The token shown in the snippet is the same secret stored encrypted on disk — it's only ever in plaintext in your AI client's config and in the app's memory while it's running. If you ever want to invalidate it, regenerate it from the same settings screen and update your client's config with the new value.

What It Can and Can't Reach — Honestly

A few limits are worth stating plainly:

  • macOS only. There is no iOS or Android equivalent, by design. On those platforms you use the app directly.
  • One account at a time. The server serves the account that's currently active and unlocked in the app. Sign out, and the agent's access goes with it.
  • Nothing while locked, unless you've explicitly opted the read-only tools into the locked state.
  • No keys, ever. The agent can ask for decrypted content, but it never receives your private key or any file's encryption key. It can act through the app; it can't walk away with the ability to decrypt your storage on its own.

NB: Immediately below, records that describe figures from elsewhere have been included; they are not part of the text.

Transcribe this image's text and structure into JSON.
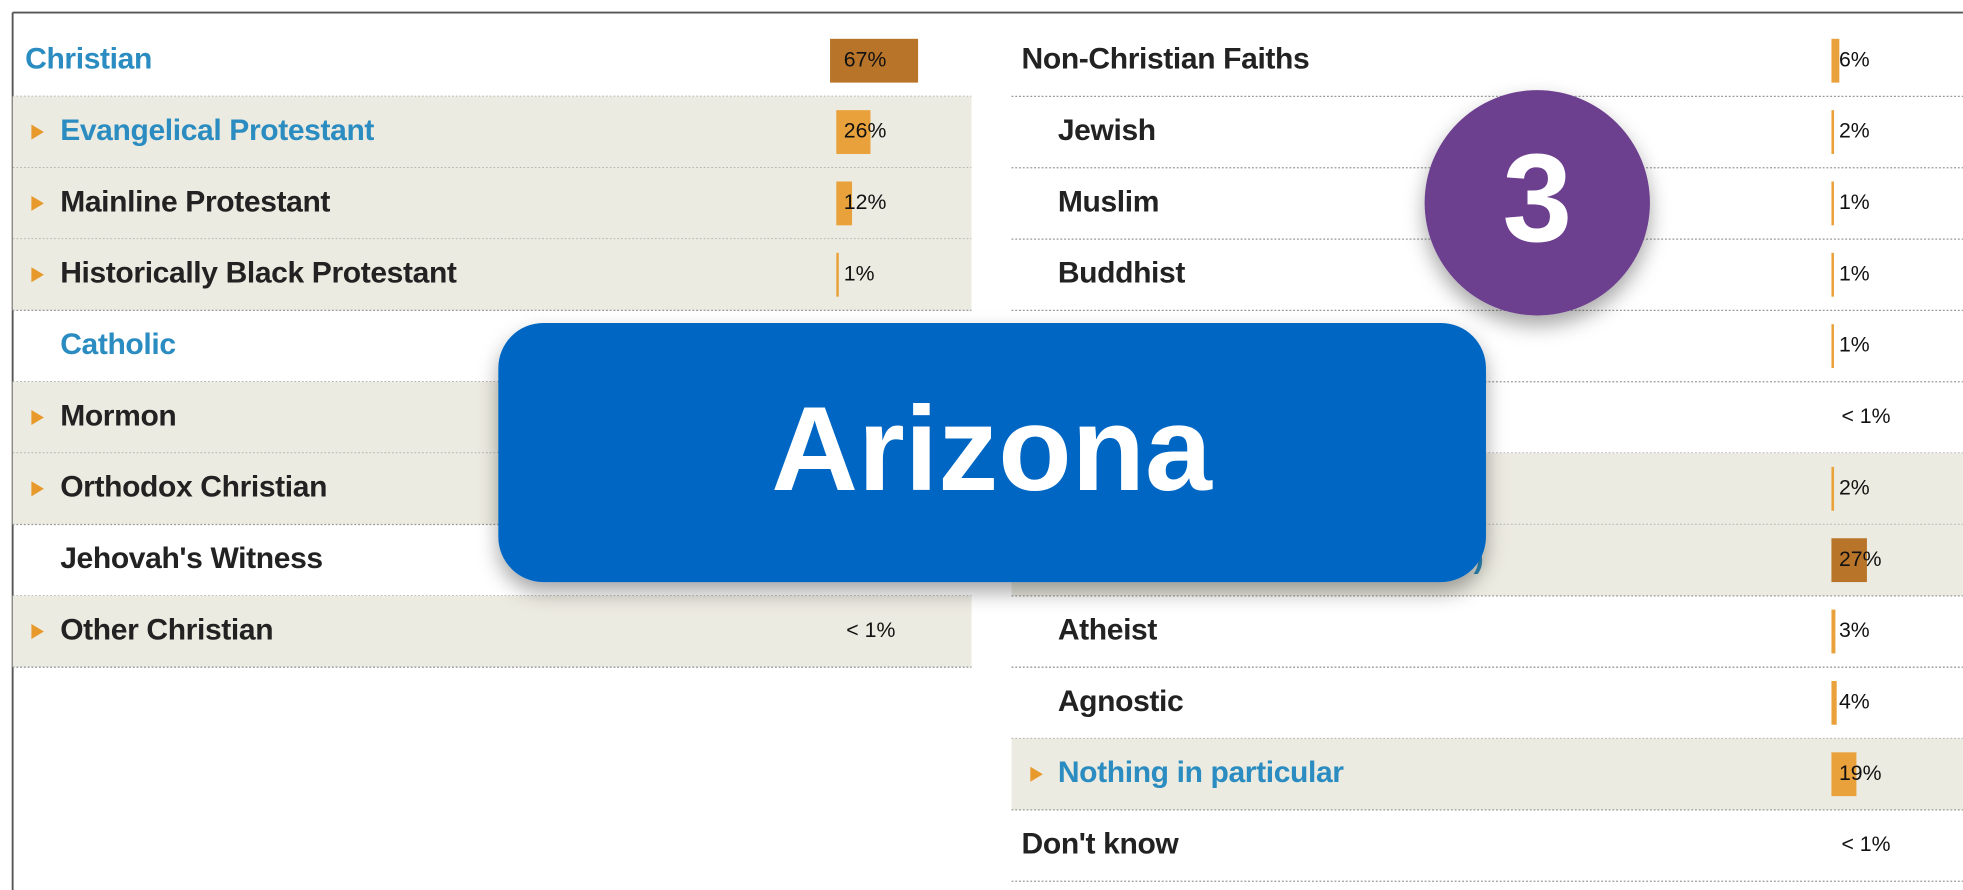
{
  "left": [
    {
      "label": "Christian",
      "value": 67,
      "value_label": "67%"
    },
    {
      "label": "Evangelical Protestant",
      "value": 26,
      "value_label": "26%"
    },
    {
      "label": "Mainline Protestant",
      "value": 12,
      "value_label": "12%"
    },
    {
      "label": "Historically Black Protestant",
      "value": 1,
      "value_label": "1%"
    },
    {
      "label": "Catholic",
      "value": null,
      "value_label": null
    },
    {
      "label": "Mormon",
      "value": null,
      "value_label": null
    },
    {
      "label": "Orthodox Christian",
      "value": null,
      "value_label": null
    },
    {
      "label": "Jehovah's Witness",
      "value": null,
      "value_label": null
    },
    {
      "label": "Other Christian",
      "value": null,
      "value_label": "< 1%"
    }
  ],
  "right": [
    {
      "label": "Non-Christian Faiths",
      "value": 6,
      "value_label": "6%"
    },
    {
      "label": "Jewish",
      "value": 2,
      "value_label": "2%"
    },
    {
      "label": "Muslim",
      "value": 1,
      "value_label": "1%"
    },
    {
      "label": "Buddhist",
      "value": 1,
      "value_label": "1%"
    },
    {
      "label": null,
      "value": 1,
      "value_label": "1%"
    },
    {
      "label": null,
      "value": null,
      "value_label": "< 1%"
    },
    {
      "label": null,
      "value": 2,
      "value_label": "2%"
    },
    {
      "label": "es\")",
      "value": 27,
      "value_label": "27%"
    },
    {
      "label": "Atheist",
      "value": 3,
      "value_label": "3%"
    },
    {
      "label": "Agnostic",
      "value": 4,
      "value_label": "4%"
    },
    {
      "label": "Nothing in particular",
      "value": 19,
      "value_label": "19%"
    },
    {
      "label": "Don't know",
      "value": null,
      "value_label": "< 1%"
    }
  ],
  "overlay": {
    "title": "Arizona",
    "badge": "3"
  }
}
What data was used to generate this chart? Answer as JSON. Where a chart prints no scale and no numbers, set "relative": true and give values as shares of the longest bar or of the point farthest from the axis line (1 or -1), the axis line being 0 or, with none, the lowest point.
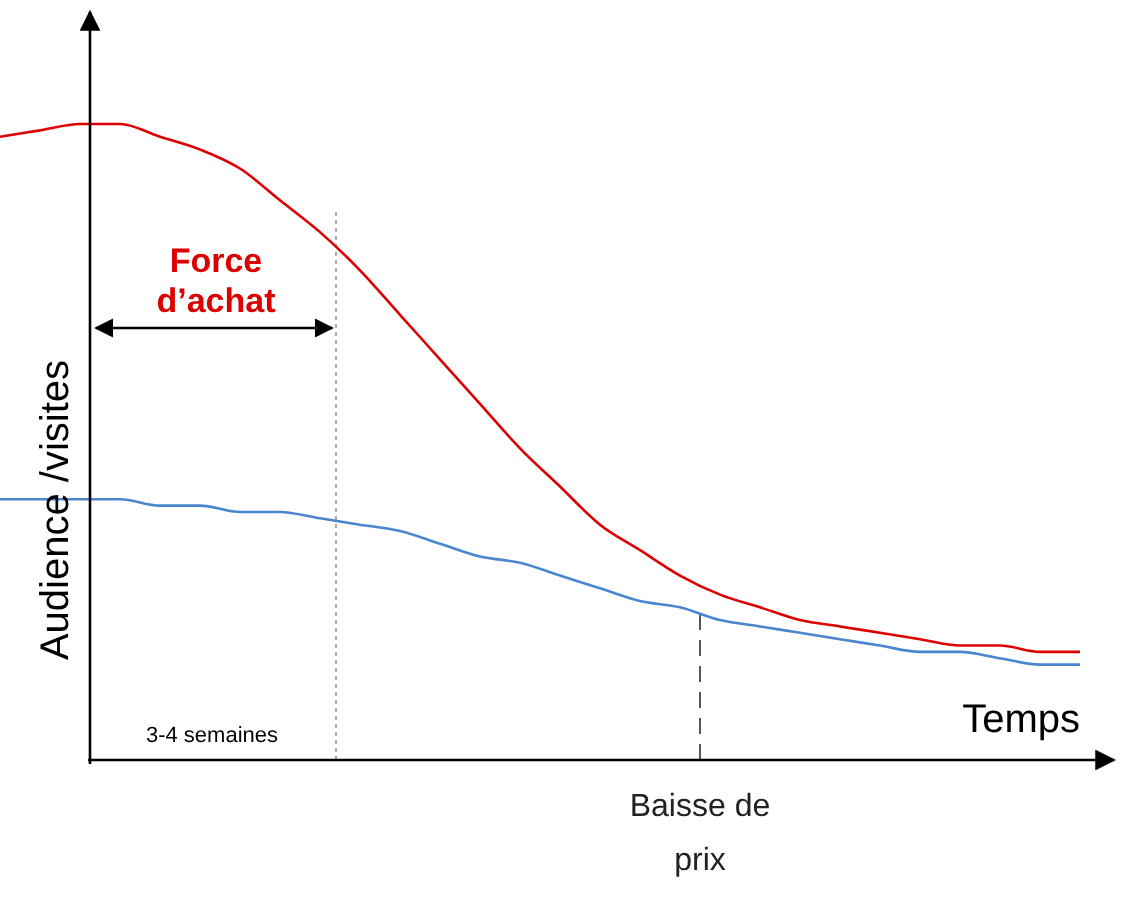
{
  "chart_data": {
    "type": "line",
    "relative": true,
    "xlabel": "Temps",
    "ylabel": "Audience /visites",
    "categories": [
      null,
      null,
      null,
      null,
      null,
      null,
      null,
      null,
      null,
      null,
      null,
      null,
      null,
      null,
      null,
      null,
      null,
      null,
      null,
      null,
      null,
      null,
      null,
      null,
      null,
      null,
      null,
      null
    ],
    "series": [
      {
        "color": "#dd0000",
        "values": [
          0.98,
          0.99,
          1,
          1,
          0.98,
          0.96,
          0.93,
          0.88,
          0.83,
          0.77,
          0.7,
          0.63,
          0.56,
          0.49,
          0.43,
          0.37,
          0.33,
          0.29,
          0.26,
          0.24,
          0.22,
          0.21,
          0.2,
          0.19,
          0.18,
          0.18,
          0.17,
          0.17
        ]
      },
      {
        "color": "#4a86d0",
        "values": [
          0.41,
          0.41,
          0.41,
          0.41,
          0.4,
          0.4,
          0.39,
          0.39,
          0.38,
          0.37,
          0.36,
          0.34,
          0.32,
          0.31,
          0.29,
          0.27,
          0.25,
          0.24,
          0.22,
          0.21,
          0.2,
          0.19,
          0.18,
          0.17,
          0.17,
          0.16,
          0.15,
          0.15
        ]
      }
    ],
    "annotations": [
      "Force\nd’achat",
      "3-4 semaines",
      "Baisse de\nprix"
    ]
  }
}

One clarification, because the words overlap: this is not the same as Hoodik's public-link sharing. Public links involve a deliberate, scoped server-side decryption to protect a file's key from being exposed in a shared URL — a tradeoff we document openly. The MCP server is the opposite situation: decryption happens entirely on your own machine, and the server's job stays exactly what it has always been — storing ciphertext it cannot read.

The Point

Connecting AI to your files normally means trusting another party with broad, lasting, server-side access to data they can already read. Hoodik's design removed the server's ability to read your data years ago, so the integration had to follow suit: the bridge runs on your Mac, scoped to your unlocked session, gated and logged locally, with your keys never leaving the device.

If you want to try it, the Mac app is on the App Store, and it connects to any Hoodik server — including one you deploy yourself. Like the rest of Hoodik, the server is fully open source, so the claims here are yours to verify rather than ours to assert.